One strong contender for inclusion is a small clutch of bills that strengthen copyright law protection for the entertainment industry in the face of increasing Internet piracy.

As washingtonpost.com reported yesterday, the copyright package contains the text of a bill that would allow judges to impose sentences of up to five years in jail for music piracy. The package also would crack down on movie bootleggers who record films in theaters, then sell their far-from-top-quality products via Internet downloads and in black-market DVD bazaars all over the world.

Some organizations -- like copyright-law mavens Public Knowledge, the Consumer Electronics Association, the American Conservative Union and telecom giant-cum-Internet provider Verizon -- oppose the bill because they say that it could expose people to jail time if they have even one ripped file on their machines and happen to belong to a file-sharing network. But the Recording Industry Association of America and the Motion Picture Association of America, predictably enough, support the bill, and note that its various aspects already have received positive reviews in Congress.
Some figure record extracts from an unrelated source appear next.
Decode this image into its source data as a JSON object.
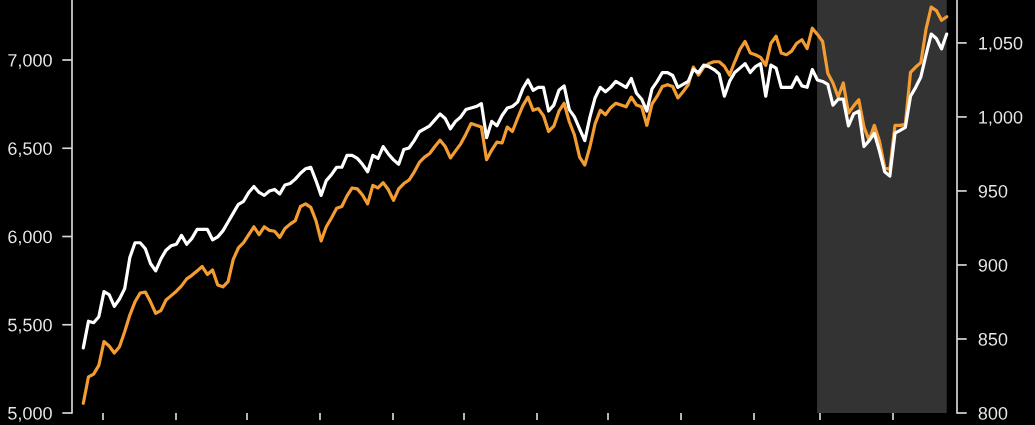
{
  "chart_data": {
    "type": "line",
    "categories": [
      null,
      null,
      null,
      null,
      null,
      null,
      null,
      null,
      null,
      null,
      null,
      null,
      null,
      null,
      null,
      null,
      null,
      null,
      null,
      null,
      null,
      null,
      null,
      null,
      null,
      null,
      null,
      null,
      null,
      null,
      null,
      null,
      null,
      null,
      null,
      null,
      null,
      null,
      null,
      null,
      null,
      null,
      null,
      null,
      null,
      null,
      null,
      null,
      null,
      null,
      null,
      null,
      null,
      null,
      null,
      null,
      null,
      null,
      null,
      null,
      null,
      null,
      null,
      null,
      null,
      null,
      null,
      null,
      null,
      null,
      null,
      null,
      null,
      null,
      null,
      null,
      null,
      null,
      null,
      null,
      null,
      null,
      null,
      null,
      null,
      null,
      null,
      null,
      null,
      null,
      null,
      null,
      null,
      null,
      null,
      null,
      null,
      null,
      null,
      null,
      null,
      null,
      null,
      null,
      null,
      null,
      null,
      null,
      null,
      null,
      null,
      null,
      null,
      null,
      null,
      null,
      null,
      null,
      null,
      null,
      null,
      null,
      null,
      null,
      null,
      null,
      null,
      null,
      null,
      null,
      null,
      null,
      null,
      null,
      null,
      null,
      null,
      null,
      null,
      null,
      null,
      null,
      null,
      null,
      null,
      null,
      null,
      null,
      null,
      null,
      null,
      null,
      null,
      null,
      null,
      null,
      null,
      null,
      null,
      null,
      null,
      null,
      null,
      null,
      null,
      null,
      null,
      null
    ],
    "ylim": [
      5000,
      7340
    ],
    "yticks": [
      {
        "value": 5000,
        "label": "5,000"
      },
      {
        "value": 5500,
        "label": "5,500"
      },
      {
        "value": 6000,
        "label": "6,000"
      },
      {
        "value": 6500,
        "label": "6,500"
      },
      {
        "value": 7000,
        "label": "7,000"
      }
    ],
    "y2lim": [
      800,
      1079
    ],
    "y2ticks": [
      800,
      850,
      900,
      950,
      {
        "value": 1000,
        "label": "1,000"
      },
      {
        "value": 1050,
        "label": "1,050"
      }
    ],
    "tick_labels": "y",
    "series": [
      {
        "color": "#f39c32",
        "axis": "y",
        "values": [
          5055,
          5205,
          5220,
          5270,
          5405,
          5380,
          5340,
          5375,
          5460,
          5555,
          5630,
          5680,
          5685,
          5630,
          5565,
          5580,
          5640,
          5665,
          5690,
          5720,
          5760,
          5780,
          5805,
          5830,
          5785,
          5810,
          5725,
          5715,
          5745,
          5870,
          5935,
          5965,
          6010,
          6055,
          6010,
          6055,
          6035,
          6030,
          5995,
          6045,
          6070,
          6090,
          6170,
          6185,
          6165,
          6090,
          5975,
          6055,
          6105,
          6160,
          6170,
          6230,
          6275,
          6270,
          6235,
          6185,
          6290,
          6275,
          6305,
          6265,
          6205,
          6270,
          6300,
          6320,
          6365,
          6420,
          6450,
          6470,
          6510,
          6545,
          6510,
          6445,
          6485,
          6525,
          6580,
          6640,
          6630,
          6620,
          6435,
          6490,
          6535,
          6530,
          6620,
          6595,
          6670,
          6740,
          6790,
          6715,
          6725,
          6685,
          6595,
          6625,
          6710,
          6755,
          6650,
          6575,
          6450,
          6405,
          6510,
          6640,
          6715,
          6690,
          6730,
          6755,
          6745,
          6735,
          6790,
          6745,
          6735,
          6630,
          6750,
          6795,
          6850,
          6860,
          6850,
          6785,
          6820,
          6860,
          6960,
          6915,
          6960,
          6980,
          6990,
          6990,
          6965,
          6915,
          6990,
          7060,
          7105,
          7040,
          7030,
          7015,
          6970,
          7095,
          7135,
          7040,
          7030,
          7050,
          7095,
          7115,
          7065,
          7180,
          7145,
          7105,
          6925,
          6870,
          6790,
          6870,
          6700,
          6740,
          6775,
          6620,
          6545,
          6630,
          6540,
          6390,
          6380,
          6630,
          6630,
          6635,
          6930,
          6960,
          6985,
          7175,
          7300,
          7280,
          7225,
          7245
        ]
      },
      {
        "color": "#ffffff",
        "axis": "y2",
        "values": [
          844,
          862,
          861,
          865,
          882,
          880,
          872,
          877,
          884,
          905,
          915,
          915,
          911,
          901,
          896,
          904,
          910,
          913,
          914,
          920,
          914,
          918,
          924,
          924,
          924,
          917,
          919,
          923,
          929,
          935,
          941,
          943,
          949,
          953,
          949,
          947,
          950,
          951,
          948,
          954,
          955,
          958,
          962,
          965,
          966,
          957,
          947,
          957,
          961,
          966,
          966,
          974,
          974,
          972,
          968,
          963,
          974,
          972,
          980,
          975,
          971,
          968,
          978,
          979,
          984,
          990,
          992,
          994,
          998,
          1002,
          999,
          992,
          997,
          1000,
          1005,
          1006,
          1007,
          1009,
          986,
          997,
          994,
          1001,
          1006,
          1007,
          1010,
          1019,
          1025,
          1018,
          1020,
          1020,
          1004,
          1008,
          1018,
          1021,
          1005,
          1000,
          992,
          984,
          1000,
          1013,
          1020,
          1017,
          1020,
          1024,
          1022,
          1020,
          1026,
          1016,
          1012,
          1004,
          1019,
          1024,
          1030,
          1030,
          1028,
          1020,
          1022,
          1024,
          1032,
          1030,
          1035,
          1034,
          1032,
          1029,
          1014,
          1024,
          1030,
          1033,
          1036,
          1030,
          1034,
          1036,
          1014,
          1035,
          1033,
          1020,
          1020,
          1020,
          1027,
          1021,
          1020,
          1032,
          1025,
          1024,
          1022,
          1008,
          1012,
          1012,
          994,
          1002,
          1004,
          980,
          984,
          989,
          977,
          963,
          960,
          989,
          991,
          993,
          1014,
          1020,
          1027,
          1042,
          1056,
          1053,
          1046,
          1056
        ]
      }
    ]
  }
}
While it's uncertain whether Congress will pay any attention to the copyright package, that doesn't mean that music and movie sharers should be gearing up their Internet connections to download a little misappropriated entertainment. The MPAA yesterday said the seven major Hollywood movie studios are collaborating on a new mega-project with a working title of "Sue the Pirate."

The lawsuits, which could seek up to $150,000 in damages for each film illegally copied, were filed in federal court against hundreds of suspected pirates. They are part of the industry's plan to avoid the revenue flop that walloped the world's big recording companies when illegal song swapping really started to take off.

In addition to the lawsuits, the MPAA offers a free software tool that people can use to identify and delete all file-sharing programs and illegally copied movie and music files on their computers. The MPAA and the Video Software Dealers Association also plan to launch a public education campaign in mid-December that will show up in video stores, supermarkets and drugstores across the country warning of the consequences of movie piracy. The campaign, "Rated I: Inappropriate for All Ages," includes two 45-second videos that will play on television monitors in 10,000 of the nation's 24,000 video stores starting in December.

Blockbuster, which controls 34 percent of the video rental market (though it's shooting for a cool half with its proposed $1 billion acquisition of rival Hollywood Video), will run the trailers from Dec. 7 through March 28 in its 5,500 stores.